もう、はるかかなたの記憶の中の思い出
1979年5月 モスクワ 出会い
「ききにきてね」「18時半くらい」と彼女。
音楽のことなど、何も分からないぼくが、いくら彼女のことが好きでも、1時間もピアノの練習に付き合うことは退屈きわまりない。
躊躇するぼくに「なんでもいいからききにきてね」。
「ちょっと、遅刻していこう」とぼくは思った。
それでも、ぼくは、18時30分には、スタジオの扉の前にいた。
扉を開くと、ショパンの舟歌、彼女のピアノ練習を聞くのは初めてだった。
主題に戻ってきたところで、それまでぼくに顔を向けることなくピアノを弾いていた彼女が、「ここうまく弾けないんだよね」と、初めてこちらを見ながら、はにかんだように、その可愛い笑顔の視線を向ける。

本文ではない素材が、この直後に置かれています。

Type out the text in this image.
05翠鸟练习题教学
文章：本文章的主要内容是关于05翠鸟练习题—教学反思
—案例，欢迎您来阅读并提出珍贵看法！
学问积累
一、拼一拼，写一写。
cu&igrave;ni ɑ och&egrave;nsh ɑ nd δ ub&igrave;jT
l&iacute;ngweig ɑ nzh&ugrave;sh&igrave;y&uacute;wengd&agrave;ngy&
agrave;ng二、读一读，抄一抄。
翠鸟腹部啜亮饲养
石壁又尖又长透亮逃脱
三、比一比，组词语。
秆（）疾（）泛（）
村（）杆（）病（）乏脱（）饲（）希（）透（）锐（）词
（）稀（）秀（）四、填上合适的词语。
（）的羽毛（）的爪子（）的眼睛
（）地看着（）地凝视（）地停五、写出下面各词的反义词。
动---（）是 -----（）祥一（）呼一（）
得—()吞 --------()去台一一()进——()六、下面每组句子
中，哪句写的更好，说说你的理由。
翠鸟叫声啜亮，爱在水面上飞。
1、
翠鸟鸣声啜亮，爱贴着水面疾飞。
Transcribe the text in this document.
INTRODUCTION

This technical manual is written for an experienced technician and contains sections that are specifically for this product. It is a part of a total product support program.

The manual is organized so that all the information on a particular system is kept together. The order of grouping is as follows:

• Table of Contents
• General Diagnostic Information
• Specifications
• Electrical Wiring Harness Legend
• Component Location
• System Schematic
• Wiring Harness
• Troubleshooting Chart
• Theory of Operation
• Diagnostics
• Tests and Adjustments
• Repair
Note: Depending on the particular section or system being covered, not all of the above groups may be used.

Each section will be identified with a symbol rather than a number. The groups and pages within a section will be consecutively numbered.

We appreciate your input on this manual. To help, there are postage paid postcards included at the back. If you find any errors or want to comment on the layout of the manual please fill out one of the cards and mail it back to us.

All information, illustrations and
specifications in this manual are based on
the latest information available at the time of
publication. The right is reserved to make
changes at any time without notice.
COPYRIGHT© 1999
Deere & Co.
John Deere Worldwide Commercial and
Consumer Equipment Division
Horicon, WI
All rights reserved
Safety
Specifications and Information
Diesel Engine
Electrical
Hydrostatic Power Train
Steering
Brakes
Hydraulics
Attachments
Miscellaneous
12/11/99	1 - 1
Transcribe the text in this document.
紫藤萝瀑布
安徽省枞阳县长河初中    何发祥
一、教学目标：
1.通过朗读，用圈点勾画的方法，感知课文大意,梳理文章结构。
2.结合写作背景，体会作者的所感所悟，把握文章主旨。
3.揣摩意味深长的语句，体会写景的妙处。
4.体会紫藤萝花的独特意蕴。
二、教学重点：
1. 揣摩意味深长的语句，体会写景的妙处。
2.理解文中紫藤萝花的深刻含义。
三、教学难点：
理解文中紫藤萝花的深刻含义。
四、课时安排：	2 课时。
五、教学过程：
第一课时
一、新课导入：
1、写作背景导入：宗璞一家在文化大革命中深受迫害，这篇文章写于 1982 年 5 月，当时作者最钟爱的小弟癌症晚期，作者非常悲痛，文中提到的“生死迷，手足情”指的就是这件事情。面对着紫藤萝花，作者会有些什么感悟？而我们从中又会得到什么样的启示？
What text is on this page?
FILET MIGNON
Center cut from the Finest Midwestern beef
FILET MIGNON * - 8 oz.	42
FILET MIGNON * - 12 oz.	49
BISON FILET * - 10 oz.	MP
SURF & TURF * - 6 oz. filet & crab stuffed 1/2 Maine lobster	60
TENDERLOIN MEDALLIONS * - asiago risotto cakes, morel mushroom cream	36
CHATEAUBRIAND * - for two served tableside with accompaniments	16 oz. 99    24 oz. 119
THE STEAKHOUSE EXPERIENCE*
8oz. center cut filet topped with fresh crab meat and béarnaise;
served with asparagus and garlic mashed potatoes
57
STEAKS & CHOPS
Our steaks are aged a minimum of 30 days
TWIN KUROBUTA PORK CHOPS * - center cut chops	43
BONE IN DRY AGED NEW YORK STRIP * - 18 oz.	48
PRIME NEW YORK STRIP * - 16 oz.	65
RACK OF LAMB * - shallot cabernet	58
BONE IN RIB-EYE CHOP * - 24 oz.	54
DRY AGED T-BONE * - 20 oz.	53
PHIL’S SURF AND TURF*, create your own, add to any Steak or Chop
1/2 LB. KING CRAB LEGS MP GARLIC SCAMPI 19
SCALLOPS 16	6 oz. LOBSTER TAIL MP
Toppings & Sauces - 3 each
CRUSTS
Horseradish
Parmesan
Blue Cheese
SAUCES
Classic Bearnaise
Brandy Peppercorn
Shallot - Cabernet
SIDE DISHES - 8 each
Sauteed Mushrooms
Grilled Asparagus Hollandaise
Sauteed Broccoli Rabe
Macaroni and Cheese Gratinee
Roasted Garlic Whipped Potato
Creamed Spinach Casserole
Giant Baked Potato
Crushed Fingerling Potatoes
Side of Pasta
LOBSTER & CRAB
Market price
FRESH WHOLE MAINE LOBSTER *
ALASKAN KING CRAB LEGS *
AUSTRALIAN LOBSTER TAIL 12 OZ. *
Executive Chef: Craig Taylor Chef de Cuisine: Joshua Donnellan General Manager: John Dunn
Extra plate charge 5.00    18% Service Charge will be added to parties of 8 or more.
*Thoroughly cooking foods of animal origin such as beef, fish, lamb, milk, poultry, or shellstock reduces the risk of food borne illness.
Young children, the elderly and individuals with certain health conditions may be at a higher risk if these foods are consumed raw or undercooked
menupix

その部分を、なんどか繰り返して弾く彼女。その顔は、真剣な輝きに満ちていた。いつもの彼女とは、また違った不思議な魅力だった。ぼくに音楽的な素養があれば、「リズムがつまっているから弾けないんだよ」とか、気の利いたコメントができるのだろうけど。
「コンチェルト、今日は、まだ練習していないんだよね」と、ショパンピアノコンチェルト2番に入る。そして、マズルカ風ロンド。
ぼくは、知らないうちに、どんどん彼女のピアノの練習の中に引き込まれていく。気が付くと、もう1時間近く経っていた。